La scène se répète dans des milliers de foyers. Un parent demande d’éteindre la console, l’enfant promet de faire « une dernière partie ». Et la tension monte d’un cran. Entre les jeux vidéo et les réseaux sociaux, les écrans occupent désormais une place prépondérante dans le quotidien des plus jeunes. Le problème survient lorsque les limites arrivent trop tard ou changent chaque jour : chaque coupure ressemble alors à une sanction. Et c’est précisément ce qu’il faut éviter.

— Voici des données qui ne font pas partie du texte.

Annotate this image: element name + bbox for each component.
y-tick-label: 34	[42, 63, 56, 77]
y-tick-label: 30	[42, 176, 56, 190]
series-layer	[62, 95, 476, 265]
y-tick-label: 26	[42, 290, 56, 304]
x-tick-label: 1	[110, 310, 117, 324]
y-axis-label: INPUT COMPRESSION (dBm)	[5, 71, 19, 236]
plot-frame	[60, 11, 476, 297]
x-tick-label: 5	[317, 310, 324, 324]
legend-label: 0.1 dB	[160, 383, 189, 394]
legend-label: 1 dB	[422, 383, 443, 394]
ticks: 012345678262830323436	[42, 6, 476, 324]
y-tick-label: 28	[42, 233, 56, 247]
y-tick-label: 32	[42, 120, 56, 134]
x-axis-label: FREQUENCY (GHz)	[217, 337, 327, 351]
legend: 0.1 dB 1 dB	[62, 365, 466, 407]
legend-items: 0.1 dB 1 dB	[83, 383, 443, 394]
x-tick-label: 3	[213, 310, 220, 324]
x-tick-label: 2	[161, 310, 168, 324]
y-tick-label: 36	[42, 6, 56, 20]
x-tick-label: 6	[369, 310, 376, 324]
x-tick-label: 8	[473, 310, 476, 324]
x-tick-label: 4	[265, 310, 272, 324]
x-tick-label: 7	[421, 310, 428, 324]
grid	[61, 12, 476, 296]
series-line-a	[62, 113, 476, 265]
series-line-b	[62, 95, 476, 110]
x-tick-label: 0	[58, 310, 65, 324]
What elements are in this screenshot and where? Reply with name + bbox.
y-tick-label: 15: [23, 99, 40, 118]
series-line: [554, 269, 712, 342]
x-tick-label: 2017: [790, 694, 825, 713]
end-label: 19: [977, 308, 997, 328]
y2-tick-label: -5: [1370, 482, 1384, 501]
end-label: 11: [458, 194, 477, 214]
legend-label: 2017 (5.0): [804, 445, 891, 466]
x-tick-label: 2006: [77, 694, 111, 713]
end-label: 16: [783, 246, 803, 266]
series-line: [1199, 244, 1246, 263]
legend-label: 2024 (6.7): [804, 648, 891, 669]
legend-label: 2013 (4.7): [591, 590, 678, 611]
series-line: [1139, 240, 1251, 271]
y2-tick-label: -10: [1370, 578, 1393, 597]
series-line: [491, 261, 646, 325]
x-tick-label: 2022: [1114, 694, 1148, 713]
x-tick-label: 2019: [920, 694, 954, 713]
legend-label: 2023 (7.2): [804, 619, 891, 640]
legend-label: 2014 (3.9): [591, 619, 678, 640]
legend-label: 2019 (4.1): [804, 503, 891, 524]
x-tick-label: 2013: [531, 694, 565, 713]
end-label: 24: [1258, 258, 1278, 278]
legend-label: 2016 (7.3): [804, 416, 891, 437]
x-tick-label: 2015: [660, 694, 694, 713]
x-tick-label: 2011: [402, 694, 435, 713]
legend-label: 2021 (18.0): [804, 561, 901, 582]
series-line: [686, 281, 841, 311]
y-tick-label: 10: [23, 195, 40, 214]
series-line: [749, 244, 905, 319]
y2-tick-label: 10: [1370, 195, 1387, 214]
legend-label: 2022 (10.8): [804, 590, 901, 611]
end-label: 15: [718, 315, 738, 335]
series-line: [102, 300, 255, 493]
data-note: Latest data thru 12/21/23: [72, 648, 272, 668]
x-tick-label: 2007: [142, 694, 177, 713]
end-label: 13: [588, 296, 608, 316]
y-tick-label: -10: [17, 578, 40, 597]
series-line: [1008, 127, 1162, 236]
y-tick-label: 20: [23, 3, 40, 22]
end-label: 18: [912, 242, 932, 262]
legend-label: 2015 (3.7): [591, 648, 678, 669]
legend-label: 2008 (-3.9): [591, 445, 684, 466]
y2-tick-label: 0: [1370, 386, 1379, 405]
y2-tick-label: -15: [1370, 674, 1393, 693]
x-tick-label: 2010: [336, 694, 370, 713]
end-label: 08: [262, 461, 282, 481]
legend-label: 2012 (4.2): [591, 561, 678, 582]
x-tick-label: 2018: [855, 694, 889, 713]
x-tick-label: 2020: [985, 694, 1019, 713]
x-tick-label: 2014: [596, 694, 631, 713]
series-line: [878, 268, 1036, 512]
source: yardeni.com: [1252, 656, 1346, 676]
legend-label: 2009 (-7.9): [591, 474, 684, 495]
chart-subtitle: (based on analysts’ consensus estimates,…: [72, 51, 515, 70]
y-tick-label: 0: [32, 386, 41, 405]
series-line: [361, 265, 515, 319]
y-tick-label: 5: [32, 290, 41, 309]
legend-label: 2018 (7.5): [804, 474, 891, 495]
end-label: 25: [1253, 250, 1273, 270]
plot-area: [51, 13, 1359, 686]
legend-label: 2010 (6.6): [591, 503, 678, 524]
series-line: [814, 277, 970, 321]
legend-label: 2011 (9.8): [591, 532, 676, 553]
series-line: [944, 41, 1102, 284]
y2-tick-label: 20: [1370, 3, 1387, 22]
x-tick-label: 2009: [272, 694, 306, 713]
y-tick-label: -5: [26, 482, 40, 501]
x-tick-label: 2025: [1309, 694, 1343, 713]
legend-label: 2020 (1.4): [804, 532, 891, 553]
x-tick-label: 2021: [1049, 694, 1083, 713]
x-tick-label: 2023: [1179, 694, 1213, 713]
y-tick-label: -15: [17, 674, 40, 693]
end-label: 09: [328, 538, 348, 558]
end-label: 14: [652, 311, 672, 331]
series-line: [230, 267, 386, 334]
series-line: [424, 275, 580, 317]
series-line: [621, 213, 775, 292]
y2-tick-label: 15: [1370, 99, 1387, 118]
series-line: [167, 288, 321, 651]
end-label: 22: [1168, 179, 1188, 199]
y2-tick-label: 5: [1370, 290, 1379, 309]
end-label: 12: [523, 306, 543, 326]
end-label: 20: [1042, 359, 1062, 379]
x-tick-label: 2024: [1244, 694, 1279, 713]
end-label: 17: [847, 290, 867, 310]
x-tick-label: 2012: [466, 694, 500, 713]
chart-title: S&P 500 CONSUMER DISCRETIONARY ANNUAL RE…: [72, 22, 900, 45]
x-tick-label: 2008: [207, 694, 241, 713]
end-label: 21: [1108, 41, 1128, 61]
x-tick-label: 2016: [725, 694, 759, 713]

Des limites claires avant l’explosion
Les autorités sanitaires françaises alertent depuis plusieurs années sur les effets d’une surexposition aux écrans. Les principaux symptômes ? Un sommeil perturbé, une concentration en berne, un manque d’activité physique ou une irritabilité exacerbée. Le Ministère de la Santé rappelle d’ailleurs que les enfants et adolescents passent en moyenne plus de quatre heures par jour devant des écrans.
Pour éviter que chaque extinction de console tourne au psychodrame, les experts conseillent surtout d’installer des règles fixes. Le Ministère de l’Éducation nationale résume tout cela avec des repères faciles à appliquer : pas d’écran avant l’école, pas pendant les repas, pas dans la chambre et pas avant de dormir. L’idée n’est pas d’interdire brutalement, mais de créer une routine compréhensible pour l’enfant. L’Organisation mondiale de la santé va encore plus loin pour les plus jeunes : aucun écran avant deux ans et pas plus d’une heure par jour entre 2 et 4 ans.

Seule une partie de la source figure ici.